Evolution of pronounced ferroelectricity in Hf0.5Zr0.5O2 thin films scaled down to 3 nm

Abstract

The thickness scaling of the ferroelectric (FE) hafnium zirconium oxide (HZO) down to sub-10 nm is essential in non-volatile memory devices. In this study, high remnant polarization (P_r), low thermal budget, low operation voltage, and high endurance are demonstrated in the FE HZO thin films with thickness shrinkage from 10 to 3 nm. Due to the in-plane tensile stress induced by the TiN capping layer and the initial island growth on the platinum bottom electrode, record-high P_r ∼24.8 μC cm⁻² is realized in the 6 nm HZO layer. Good ferroelectricity with P_r ∼10.8 μC cm⁻² and low saturation voltage (∼0.7 V) is also achieved in the 3 nm HZO thin film. The wake-up effect is insignificant as the HZO thickness is greater than 5 nm, while an obvious wake-up effect is observed in sub-5 nm HZO thin films. This result can be ascribed to the increasing stability of the tetragonal phase with a decrease of the HZO thickness as supported by the dielectric constant measurement. The dielectric breakdown strength of the HZO layers was evaluated by the time-zero dielectric breakdown test.

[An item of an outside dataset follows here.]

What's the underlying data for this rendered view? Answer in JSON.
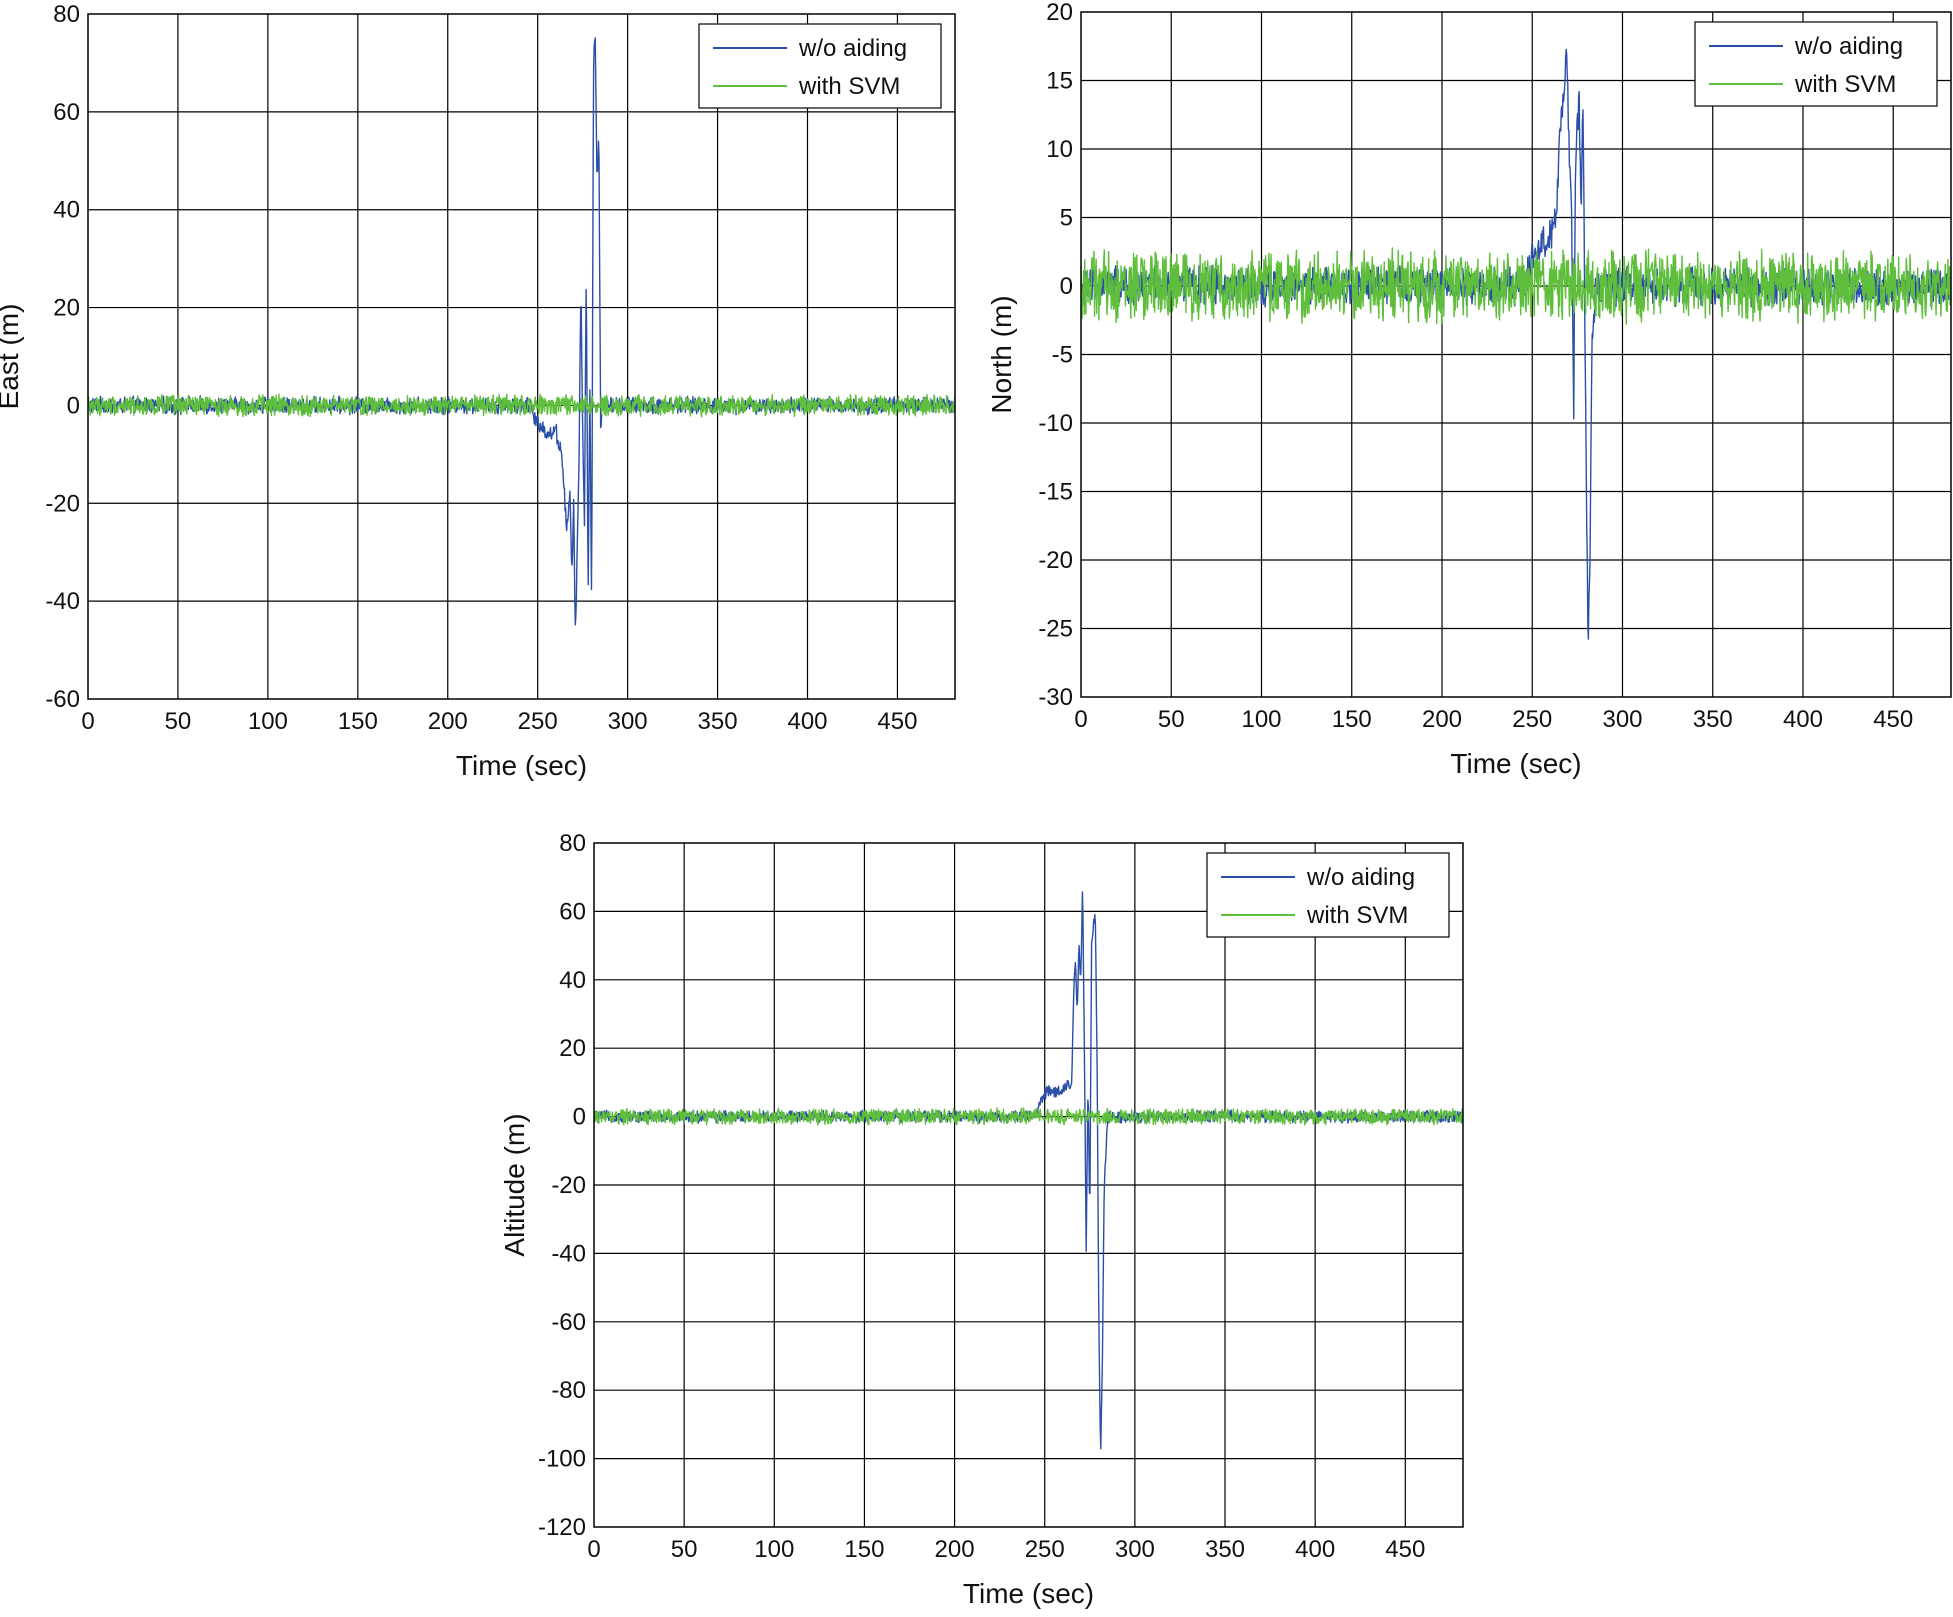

The dielectric breakdown strength increases rapidly with a decrease of the HZO thickness, which leads to a significant endurance improvement with ∼10¹¹ electric field cycling without breakdown in the 3 nm HZO thin film. The favorable FE properties demonstrated in the sub-5 nm HZO thin films provide a promising approach in future FE non-volatile memory applications.